Saturday, March 22, 2008

The Buzz

The big topic this week for literary scholars appears to be the perenial question of our purpose in life. Two separate articles seem to highlight a market shift--yes, I said "market shift" in a piece of writing about literary scholarship; you wanna make something of it?--from the lit to the comp side of the house, a shift reinforced by the job list.

In WaPo, Valerie Strauss reports on revamped core curricula and the forces driving the academy to shift focus to writing skills ("Balancing Academic Tradition and Skills Employers Demand"). In The Nation, William Deresiewicz looks at the profession of literature over the last 20 years, presenting a sort of State of the Union piece for literary study after Graff's Professing Literature's debut 20 years ago. ("Professing Literature in 2008").

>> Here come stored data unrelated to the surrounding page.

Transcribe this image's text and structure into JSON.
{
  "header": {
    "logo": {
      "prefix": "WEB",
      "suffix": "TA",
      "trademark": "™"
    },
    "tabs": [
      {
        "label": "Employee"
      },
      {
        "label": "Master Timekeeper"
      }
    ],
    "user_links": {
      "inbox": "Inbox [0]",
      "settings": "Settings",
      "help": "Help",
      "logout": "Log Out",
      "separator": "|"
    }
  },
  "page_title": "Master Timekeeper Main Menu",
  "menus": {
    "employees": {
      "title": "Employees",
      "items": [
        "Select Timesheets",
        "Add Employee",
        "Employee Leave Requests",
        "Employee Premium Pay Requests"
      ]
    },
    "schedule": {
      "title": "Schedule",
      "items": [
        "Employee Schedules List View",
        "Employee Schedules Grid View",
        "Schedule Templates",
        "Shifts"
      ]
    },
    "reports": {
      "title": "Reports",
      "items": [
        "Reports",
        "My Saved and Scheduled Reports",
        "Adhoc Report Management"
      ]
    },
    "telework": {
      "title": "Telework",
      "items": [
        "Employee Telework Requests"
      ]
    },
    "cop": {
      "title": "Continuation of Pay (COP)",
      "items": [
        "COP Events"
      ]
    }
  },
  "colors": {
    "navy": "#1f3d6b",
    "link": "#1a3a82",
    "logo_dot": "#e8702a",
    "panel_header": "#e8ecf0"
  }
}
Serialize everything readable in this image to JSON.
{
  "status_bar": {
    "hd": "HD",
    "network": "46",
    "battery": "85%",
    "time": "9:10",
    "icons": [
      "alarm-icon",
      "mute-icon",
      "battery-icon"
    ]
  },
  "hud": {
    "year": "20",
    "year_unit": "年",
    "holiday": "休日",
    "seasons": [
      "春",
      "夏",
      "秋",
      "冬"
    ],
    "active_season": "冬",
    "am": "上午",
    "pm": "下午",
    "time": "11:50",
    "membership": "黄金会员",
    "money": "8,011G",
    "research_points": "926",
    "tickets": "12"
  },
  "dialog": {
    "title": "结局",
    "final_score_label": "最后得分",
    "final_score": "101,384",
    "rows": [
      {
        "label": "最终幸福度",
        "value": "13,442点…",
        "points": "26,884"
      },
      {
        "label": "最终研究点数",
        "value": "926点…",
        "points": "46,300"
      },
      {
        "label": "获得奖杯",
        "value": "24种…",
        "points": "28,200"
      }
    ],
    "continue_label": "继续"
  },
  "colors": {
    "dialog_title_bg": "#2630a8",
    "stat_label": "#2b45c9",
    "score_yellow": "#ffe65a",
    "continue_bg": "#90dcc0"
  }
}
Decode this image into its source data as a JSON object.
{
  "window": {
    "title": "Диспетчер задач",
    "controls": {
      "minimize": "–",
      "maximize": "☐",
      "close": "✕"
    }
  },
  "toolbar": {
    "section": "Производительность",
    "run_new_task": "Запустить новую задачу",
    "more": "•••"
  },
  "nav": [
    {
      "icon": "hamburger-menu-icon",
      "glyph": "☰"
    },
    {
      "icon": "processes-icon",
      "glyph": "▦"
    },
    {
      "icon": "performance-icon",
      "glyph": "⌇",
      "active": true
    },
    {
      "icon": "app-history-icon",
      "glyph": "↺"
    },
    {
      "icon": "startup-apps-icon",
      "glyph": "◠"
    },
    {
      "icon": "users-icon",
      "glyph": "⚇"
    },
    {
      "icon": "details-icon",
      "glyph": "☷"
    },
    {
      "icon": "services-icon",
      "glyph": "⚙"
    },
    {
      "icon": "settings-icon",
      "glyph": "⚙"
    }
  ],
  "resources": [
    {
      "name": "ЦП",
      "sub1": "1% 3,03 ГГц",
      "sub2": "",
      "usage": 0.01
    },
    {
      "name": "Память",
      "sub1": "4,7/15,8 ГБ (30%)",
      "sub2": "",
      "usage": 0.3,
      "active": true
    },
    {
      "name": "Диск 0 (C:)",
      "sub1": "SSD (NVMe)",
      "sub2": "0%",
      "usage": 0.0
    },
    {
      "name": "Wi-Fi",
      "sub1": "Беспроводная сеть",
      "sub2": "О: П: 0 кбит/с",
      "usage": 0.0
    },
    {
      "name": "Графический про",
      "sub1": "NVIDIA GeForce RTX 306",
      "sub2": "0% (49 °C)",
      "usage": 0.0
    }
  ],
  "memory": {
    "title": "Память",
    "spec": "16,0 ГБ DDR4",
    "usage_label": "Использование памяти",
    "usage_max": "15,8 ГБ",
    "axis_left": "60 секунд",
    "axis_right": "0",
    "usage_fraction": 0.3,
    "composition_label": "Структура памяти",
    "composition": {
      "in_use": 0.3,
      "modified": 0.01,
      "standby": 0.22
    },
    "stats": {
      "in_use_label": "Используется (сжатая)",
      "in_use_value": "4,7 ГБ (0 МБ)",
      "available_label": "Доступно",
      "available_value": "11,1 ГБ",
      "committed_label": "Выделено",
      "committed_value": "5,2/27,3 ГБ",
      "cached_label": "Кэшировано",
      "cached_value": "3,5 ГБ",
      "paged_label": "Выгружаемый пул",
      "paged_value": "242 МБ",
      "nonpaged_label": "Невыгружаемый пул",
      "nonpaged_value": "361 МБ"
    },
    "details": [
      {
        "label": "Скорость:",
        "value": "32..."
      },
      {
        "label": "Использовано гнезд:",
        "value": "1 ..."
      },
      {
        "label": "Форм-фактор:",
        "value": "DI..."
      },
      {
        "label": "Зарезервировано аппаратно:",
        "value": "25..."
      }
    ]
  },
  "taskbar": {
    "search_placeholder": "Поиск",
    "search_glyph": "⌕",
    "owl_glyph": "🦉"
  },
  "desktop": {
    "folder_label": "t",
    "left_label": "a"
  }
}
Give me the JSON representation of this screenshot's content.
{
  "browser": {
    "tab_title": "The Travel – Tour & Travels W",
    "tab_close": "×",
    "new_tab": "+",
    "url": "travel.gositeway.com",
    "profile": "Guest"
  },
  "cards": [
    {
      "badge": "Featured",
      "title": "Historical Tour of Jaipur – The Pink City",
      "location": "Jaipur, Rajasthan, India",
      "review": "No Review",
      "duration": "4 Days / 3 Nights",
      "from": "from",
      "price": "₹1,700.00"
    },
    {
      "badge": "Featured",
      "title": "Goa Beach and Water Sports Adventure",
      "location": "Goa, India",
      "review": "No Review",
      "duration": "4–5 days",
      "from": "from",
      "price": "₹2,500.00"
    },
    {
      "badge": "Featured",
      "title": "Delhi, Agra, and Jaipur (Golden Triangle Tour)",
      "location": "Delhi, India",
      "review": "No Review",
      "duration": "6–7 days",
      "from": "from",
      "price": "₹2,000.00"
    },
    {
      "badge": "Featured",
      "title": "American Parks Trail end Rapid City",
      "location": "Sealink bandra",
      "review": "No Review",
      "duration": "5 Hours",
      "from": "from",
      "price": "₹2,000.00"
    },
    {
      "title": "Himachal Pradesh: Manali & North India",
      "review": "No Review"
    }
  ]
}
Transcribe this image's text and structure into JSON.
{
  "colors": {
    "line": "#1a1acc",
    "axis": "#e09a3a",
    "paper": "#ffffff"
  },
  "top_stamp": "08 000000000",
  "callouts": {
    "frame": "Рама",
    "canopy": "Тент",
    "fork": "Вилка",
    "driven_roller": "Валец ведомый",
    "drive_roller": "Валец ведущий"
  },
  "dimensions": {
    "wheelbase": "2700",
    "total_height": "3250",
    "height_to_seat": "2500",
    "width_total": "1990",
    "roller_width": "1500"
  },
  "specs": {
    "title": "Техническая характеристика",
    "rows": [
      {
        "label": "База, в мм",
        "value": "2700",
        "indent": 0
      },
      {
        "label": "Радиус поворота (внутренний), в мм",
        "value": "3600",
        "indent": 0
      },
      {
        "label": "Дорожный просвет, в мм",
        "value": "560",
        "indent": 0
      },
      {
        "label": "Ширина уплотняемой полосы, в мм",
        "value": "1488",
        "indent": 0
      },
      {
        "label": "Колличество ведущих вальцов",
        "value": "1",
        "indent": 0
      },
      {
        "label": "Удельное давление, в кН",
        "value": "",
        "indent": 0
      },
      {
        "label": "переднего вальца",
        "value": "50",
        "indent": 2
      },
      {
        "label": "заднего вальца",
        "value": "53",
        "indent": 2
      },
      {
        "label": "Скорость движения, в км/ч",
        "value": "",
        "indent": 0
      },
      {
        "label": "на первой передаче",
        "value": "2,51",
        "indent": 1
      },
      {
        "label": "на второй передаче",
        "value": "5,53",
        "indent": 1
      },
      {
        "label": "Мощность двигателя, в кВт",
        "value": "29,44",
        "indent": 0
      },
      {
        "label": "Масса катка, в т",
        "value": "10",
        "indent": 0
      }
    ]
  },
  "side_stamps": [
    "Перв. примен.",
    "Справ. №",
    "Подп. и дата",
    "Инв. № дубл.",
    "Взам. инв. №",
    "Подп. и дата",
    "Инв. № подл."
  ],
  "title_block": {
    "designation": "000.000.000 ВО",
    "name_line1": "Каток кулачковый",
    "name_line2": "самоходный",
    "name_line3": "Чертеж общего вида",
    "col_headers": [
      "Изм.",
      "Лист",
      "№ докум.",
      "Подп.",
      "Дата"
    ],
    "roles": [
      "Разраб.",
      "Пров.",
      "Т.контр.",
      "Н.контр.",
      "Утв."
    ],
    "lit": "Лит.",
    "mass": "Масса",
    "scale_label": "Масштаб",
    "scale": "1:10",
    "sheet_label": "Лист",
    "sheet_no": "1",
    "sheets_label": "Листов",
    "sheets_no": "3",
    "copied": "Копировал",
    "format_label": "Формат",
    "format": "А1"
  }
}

What does it mean to shift our focus to writing and composition? Will the professorate disintegrate, relegating more and more lit PhD's to the academic underclass* of adjunct professing? Will tenure lines shift into rhet/comp spots, with the understanding that the teaching load will require teaching the first-year course? Will WAC/WID programs become the standard, moving comp out of English departments completely and drawing faculty from across the university?

As I type it all, I keep thinking of the 80's show Soap. Lots of questions at the end of the episode. When will we get any answers?

*Yes, I said "underclass" because, frankly, that's what it is. If we took a core sample from the geology of any large R1 English department's faculty we would find adjuncts toiling at the very bottom, below the graduate teaching assistants who generally at least have the guarantee of support for a specified time during their education.